İşlenmemiş maden ithalatı, toplam ithalat içinde ara malı ve ham madde ithalatı içinde yer alır. Kesinleşen Ocak ayı verilerine göre, işlenmemiş kıymetli maden ithalatına getirilen kota nedeni ile, Ocak ayında 27 milyar dolar olan ara malı ve ham madde ithalatı, 2024 yılında 19,2 milyar dolara geriledi. Bu nedenle ara malı ve ham madde ithalatının toplam ithalat içindeki payı yüzde 80,3’ten yüzde 73,2 ‘ye geriledi.

ithalatin-yapisi.jpg

Dış açıklarda temel sorunlar;

*Türkiye’nin Millî dış ticaret politikası yoktur. En fazla dış ticaret açığı verdiğimiz Çin’den teknoloji ithalatımız çok düşüktür. Siyasi iktidar Çin’den ithal edilen plastik eşya, bisiklet, deri, bavul gibi Türkiye de daha iyisi yapılan malların ithalatına kota uygulamıyor.

*Üretimde kullanılan ithal girdi oranı yüksek, İmalat sanayiinde yüzde 40 ve daha yüksek orandadır. İhracat malı üretiminde ise yüzde 70 ve daha fazla orandadır. Hükûmetin ithal ara malı ve ham maddeyi içeride üretmek gibi bir niyeti veya programı yoktur.

*Dış borçları çevirmek için yüksek faiz veriyoruz.
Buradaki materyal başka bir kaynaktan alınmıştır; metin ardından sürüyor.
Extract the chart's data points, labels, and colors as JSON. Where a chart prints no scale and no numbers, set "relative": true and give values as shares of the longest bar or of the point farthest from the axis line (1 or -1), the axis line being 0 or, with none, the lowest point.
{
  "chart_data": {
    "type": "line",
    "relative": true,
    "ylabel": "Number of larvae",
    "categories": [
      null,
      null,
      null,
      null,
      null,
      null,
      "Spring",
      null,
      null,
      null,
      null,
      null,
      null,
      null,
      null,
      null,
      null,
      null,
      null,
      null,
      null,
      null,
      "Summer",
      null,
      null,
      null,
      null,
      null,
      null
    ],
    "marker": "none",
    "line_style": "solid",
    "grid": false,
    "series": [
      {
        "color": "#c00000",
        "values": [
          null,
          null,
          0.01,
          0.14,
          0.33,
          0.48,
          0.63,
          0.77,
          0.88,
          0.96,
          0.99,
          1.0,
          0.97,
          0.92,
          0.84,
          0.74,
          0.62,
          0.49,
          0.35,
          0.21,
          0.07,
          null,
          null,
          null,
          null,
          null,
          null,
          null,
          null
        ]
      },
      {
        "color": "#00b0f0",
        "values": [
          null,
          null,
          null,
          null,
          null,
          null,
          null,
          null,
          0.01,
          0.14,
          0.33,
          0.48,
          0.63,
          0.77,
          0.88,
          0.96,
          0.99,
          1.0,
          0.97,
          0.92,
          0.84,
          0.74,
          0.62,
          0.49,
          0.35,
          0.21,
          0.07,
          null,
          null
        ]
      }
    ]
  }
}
Söz gelimi Varlık Fonu Dolar Tahvili beş yıllık yüzde 8,75 ve on yıllık yüzde 10’dur.

Altın ithalatına kota getirilmesi, ithalatı ve dış ticaret açığını kısmen düşürdü ve az ihtimal de olsa yastık altı altınların çıkmasına neden oldu. Buna karşılık;

*Altın ithalatçıları “Kota yüzünden külçe altının kilo başına fiyatı Türkiye’de uluslararası piyasalardan 3 bin dolar daha yüksek. Bulgaristan’dan, Yunanistan’dan, İran’dan yolcu beraberinde altın getiren, 3 bin dolar kazanıyor. Dövizimiz onlara gidiyor” diyor.
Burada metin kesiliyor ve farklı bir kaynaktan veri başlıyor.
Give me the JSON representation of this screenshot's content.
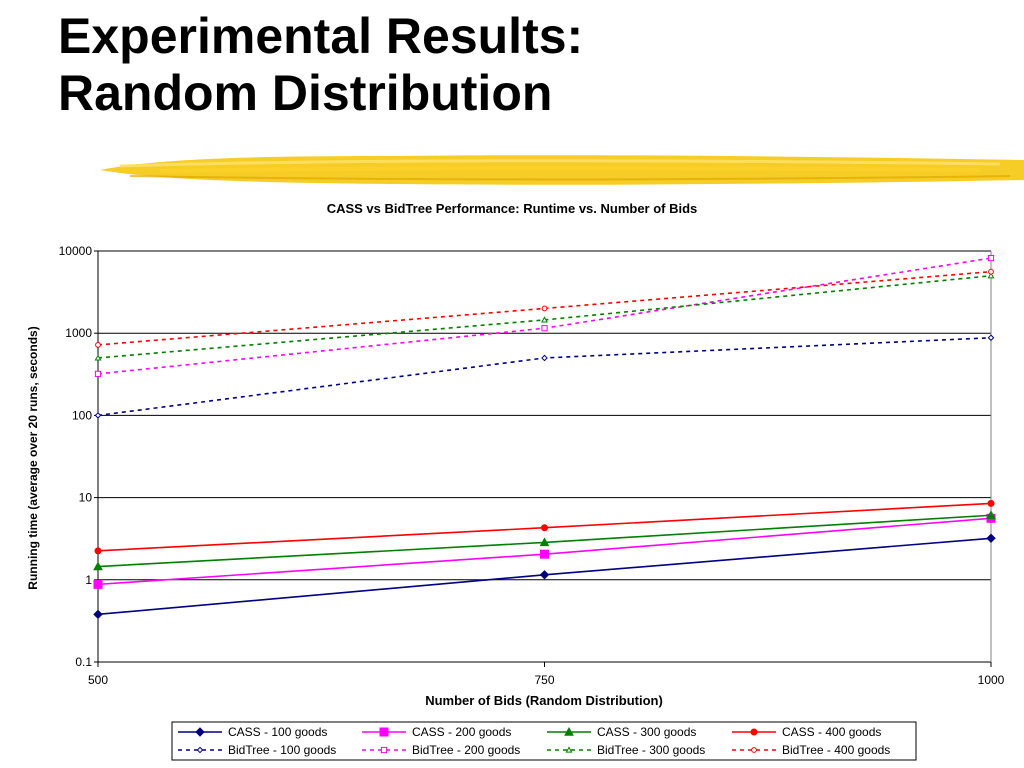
{
  "slide": {
    "title_line1": "Experimental Results:",
    "title_line2": "Random Distribution",
    "accent_color": "#f5c400"
  },
  "chart_data": {
    "type": "line",
    "title": "CASS vs BidTree Performance:  Runtime vs. Number of Bids",
    "xlabel": "Number of Bids (Random Distribution)",
    "ylabel": "Running time (average over 20 runs, seconds)",
    "x": [
      500,
      750,
      1000
    ],
    "x_ticks": [
      "500",
      "750",
      "1000"
    ],
    "y_scale": "log",
    "ylim": [
      0.1,
      10000
    ],
    "y_ticks": [
      "0.1",
      "1",
      "10",
      "100",
      "1000",
      "10000"
    ],
    "grid": "horizontal major gridlines",
    "legend_position": "bottom",
    "series": [
      {
        "name": "CASS - 100 goods",
        "values": [
          0.38,
          1.15,
          3.2
        ],
        "color": "#000080",
        "dash": "solid",
        "marker": "diamond-filled"
      },
      {
        "name": "CASS - 200 goods",
        "values": [
          0.88,
          2.05,
          5.6
        ],
        "color": "#ff00ff",
        "dash": "solid",
        "marker": "square-filled"
      },
      {
        "name": "CASS - 300 goods",
        "values": [
          1.45,
          2.85,
          6.1
        ],
        "color": "#008000",
        "dash": "solid",
        "marker": "triangle-filled"
      },
      {
        "name": "CASS - 400 goods",
        "values": [
          2.25,
          4.3,
          8.5
        ],
        "color": "#ff0000",
        "dash": "solid",
        "marker": "circle-filled"
      },
      {
        "name": "BidTree - 100 goods",
        "values": [
          100,
          500,
          880
        ],
        "color": "#000080",
        "dash": "dashed",
        "marker": "diamond-open"
      },
      {
        "name": "BidTree - 200 goods",
        "values": [
          320,
          1150,
          8200
        ],
        "color": "#ff00ff",
        "dash": "dashed",
        "marker": "square-open"
      },
      {
        "name": "BidTree - 300 goods",
        "values": [
          500,
          1450,
          5000
        ],
        "color": "#008000",
        "dash": "dashed",
        "marker": "triangle-open"
      },
      {
        "name": "BidTree - 400 goods",
        "values": [
          720,
          2000,
          5600
        ],
        "color": "#ff0000",
        "dash": "dashed",
        "marker": "circle-open"
      }
    ]
  }
}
*Kota getirilmesi kaçak altın ticaretini artırdı.

*İşlenmiş altın ihracatında düşme olacaktır.

Bu durumda cari açığın azalması iyi ve fakat cari açık, GSYH’nın yüzde üçüne düşse bile Türkiye’nin döviz ihtiyacı yüksektir ve döviz riski devam etmektedir.

*Bir yıl içinde ödenmesi gereken dış borç stoku 226,6 milyar dolara yükseldi.

*34 milyar dolar tahmini cari açık bekleniyor.

*Türkiye’nin yurt dışı varlıkları ile yurt dışına olan yükümlülüklerinin farkı olarak tanımlanan net uluslararası yatırım pozisyonu eksi 285,2 milyar dolardır.

*Yabancı yatırım sermayesi gelmiyor.

*Kur Korumalı Mevduat’ın tasfiye edilmesi dövize talebi artırıyor.

Bu tablo göz önüne alındığında cari açık oranı GSYH’nın yüzde üçüne inse bile sürdürülemezdir. Kaldı ki ne olursa olsun cari açık kaynak kaybıdır. Neden cari fazla veren bir ülke olamıyoruz?